W innym wpisie wskazała, że "nie potrzebujemy Wagnera czy broni nuklearnej do obrony Białorusi".

- Wrogami naszego narodu są Łukaszenka i Putin, nie demokratyczna Europa. Potrzebujemy wolności, suwerenności i poszanowania dla praw człowieka - dodała

24 czerwca najemnicy Grupy Wagnera zajęli sztab rosyjskiej armii w Rostowie nad Donem, a następnie zaczęli posuwać się w kierunku Moskwy. Szef najemników Jewgienij Prigożyn, od dawna skonfliktowany z częścią rosyjskiego establishmentu wojskowego, dowodzącą inwazją na Ukrainę, domagał się "przywrócenia sprawiedliwości" w armii i odsunięcia od władzy ministra obrony Siergieja Szojgu. Tego samego dnia wieczorem Prigożyn ogłosił odwrót i wycofanie najemników do obozów polowych, by "uniknąć rozlewu krwi". Miało to być rezultatem układu białoruskiego autorytarnego lidera Alaksandra Łukaszenki z Prigożynem, zawartego w porozumieniu z Władimirem Putinem. Zgodnie z tymi uzgodnieniami najemnicy Grupy Wagnera i sam Prigożyn mieliby przemieścić się na Białoruś.

Eksperci mają wątpliwości, czy najemnicy Grupy Wagnera masowo przeniosą się na Białoruś.

Niezależnie od końcowego efektu "przeprowadzki" PKW Wagner, Polska oraz Litwa podjęły działania prewencyjne, mające na celu zabezpieczenie państw przed możliwymi wzmożonymi prowokacjami ze strony białoruskiej z udziałem najemników.

- W związku z obecnością Grupy Wagner na Białorusi zostały podjęte decyzje ws. obrony naszej granicy wschodniej, zarówno doraźne, jak i trwałe.
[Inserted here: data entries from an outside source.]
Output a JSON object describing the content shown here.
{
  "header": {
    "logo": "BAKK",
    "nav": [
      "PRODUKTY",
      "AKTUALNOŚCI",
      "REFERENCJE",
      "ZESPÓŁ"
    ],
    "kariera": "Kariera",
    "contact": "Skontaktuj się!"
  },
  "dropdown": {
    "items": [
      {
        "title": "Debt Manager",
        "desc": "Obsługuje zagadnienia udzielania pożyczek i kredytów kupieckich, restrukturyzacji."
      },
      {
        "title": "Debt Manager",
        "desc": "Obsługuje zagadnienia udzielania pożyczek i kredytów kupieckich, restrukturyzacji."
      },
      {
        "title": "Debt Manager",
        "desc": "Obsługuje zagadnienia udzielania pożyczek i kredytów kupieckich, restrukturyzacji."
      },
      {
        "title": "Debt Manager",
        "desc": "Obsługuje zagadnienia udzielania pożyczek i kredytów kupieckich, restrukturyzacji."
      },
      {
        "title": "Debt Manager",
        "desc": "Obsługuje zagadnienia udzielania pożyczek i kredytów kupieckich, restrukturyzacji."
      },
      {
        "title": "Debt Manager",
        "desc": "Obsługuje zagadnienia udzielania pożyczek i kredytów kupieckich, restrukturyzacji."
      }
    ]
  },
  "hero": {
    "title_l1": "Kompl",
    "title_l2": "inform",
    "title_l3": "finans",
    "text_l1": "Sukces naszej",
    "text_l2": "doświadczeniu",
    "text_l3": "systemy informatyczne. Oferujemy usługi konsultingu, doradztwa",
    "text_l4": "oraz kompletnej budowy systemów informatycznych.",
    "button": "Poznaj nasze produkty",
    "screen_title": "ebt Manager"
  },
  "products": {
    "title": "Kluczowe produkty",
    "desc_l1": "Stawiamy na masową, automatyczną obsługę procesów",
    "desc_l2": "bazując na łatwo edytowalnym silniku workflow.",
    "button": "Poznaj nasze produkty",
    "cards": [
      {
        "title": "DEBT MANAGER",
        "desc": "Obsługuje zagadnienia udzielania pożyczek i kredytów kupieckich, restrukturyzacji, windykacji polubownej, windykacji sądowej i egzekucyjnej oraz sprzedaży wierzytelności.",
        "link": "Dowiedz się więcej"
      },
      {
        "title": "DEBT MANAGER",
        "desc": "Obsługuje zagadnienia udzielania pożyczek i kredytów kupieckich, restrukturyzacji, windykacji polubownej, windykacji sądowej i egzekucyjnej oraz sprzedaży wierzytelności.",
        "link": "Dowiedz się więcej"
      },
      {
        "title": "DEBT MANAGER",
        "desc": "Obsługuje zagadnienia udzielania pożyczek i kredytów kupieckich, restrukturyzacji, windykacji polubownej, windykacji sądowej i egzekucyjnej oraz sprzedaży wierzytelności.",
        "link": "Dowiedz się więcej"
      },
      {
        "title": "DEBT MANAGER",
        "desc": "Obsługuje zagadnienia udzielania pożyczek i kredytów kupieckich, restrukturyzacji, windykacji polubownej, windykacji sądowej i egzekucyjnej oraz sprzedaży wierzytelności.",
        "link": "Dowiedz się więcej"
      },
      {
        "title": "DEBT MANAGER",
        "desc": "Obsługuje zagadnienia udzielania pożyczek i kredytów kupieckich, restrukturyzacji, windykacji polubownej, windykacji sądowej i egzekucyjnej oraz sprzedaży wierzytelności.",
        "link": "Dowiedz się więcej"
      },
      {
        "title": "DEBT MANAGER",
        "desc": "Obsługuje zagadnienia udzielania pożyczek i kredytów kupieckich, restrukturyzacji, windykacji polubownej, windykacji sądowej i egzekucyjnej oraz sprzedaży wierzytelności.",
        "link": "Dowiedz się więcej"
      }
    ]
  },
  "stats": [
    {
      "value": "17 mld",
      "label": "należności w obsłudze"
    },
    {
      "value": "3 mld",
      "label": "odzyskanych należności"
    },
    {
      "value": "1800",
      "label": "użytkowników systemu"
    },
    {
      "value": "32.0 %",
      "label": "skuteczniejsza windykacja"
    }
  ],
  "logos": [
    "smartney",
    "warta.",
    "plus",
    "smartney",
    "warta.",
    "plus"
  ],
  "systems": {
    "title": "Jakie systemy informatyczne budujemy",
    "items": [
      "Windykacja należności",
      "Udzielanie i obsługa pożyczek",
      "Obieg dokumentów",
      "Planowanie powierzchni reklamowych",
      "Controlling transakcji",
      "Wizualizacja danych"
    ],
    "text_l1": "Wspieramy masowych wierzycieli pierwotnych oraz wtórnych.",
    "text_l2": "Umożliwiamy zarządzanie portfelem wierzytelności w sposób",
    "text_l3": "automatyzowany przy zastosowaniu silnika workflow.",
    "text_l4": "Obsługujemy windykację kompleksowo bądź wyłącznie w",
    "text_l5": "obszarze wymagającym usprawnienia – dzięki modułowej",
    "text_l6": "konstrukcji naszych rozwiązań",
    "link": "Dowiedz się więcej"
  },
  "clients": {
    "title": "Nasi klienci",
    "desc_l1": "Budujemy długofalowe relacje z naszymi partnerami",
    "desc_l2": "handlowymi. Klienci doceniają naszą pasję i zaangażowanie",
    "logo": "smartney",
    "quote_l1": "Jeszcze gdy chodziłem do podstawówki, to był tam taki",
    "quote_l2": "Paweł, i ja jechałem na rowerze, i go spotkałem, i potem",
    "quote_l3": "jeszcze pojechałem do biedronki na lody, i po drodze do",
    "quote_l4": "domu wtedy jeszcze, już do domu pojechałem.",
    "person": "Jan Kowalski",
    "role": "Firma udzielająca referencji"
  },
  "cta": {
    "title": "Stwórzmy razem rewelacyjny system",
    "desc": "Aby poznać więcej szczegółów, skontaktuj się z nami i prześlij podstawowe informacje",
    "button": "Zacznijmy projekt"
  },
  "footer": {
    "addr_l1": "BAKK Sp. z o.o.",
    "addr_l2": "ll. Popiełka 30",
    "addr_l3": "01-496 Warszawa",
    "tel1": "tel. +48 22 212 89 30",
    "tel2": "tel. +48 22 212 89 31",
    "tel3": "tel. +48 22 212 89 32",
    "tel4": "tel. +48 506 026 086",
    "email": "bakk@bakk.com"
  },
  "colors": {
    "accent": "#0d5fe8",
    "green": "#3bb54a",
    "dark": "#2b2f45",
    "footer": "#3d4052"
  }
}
Odnosi się to zarówno do zwiększenia ilości sił stacjonujących tam, jak i przeszkód oraz umocnień na granicy

- powiedział w ubiegłą środę wicepremier Jarosław Kaczyński.

W rozmowie z portalem niezalezna.pl, Mariusz Błaszczak, minister obrony narodowej, powiedział, że "zmiany personalne na Białorusi, jak i rozlokowania oddziałów Wagnerowców, stanowią kolejne wyzwanie".

- Granica polsko-białoruska jest wzmocniona, podobnie jak granica polsko-rosyjska. Jesteśmy gotowi, żeby szczelna granica oparła się ewentualnym atakom - zadeklarował.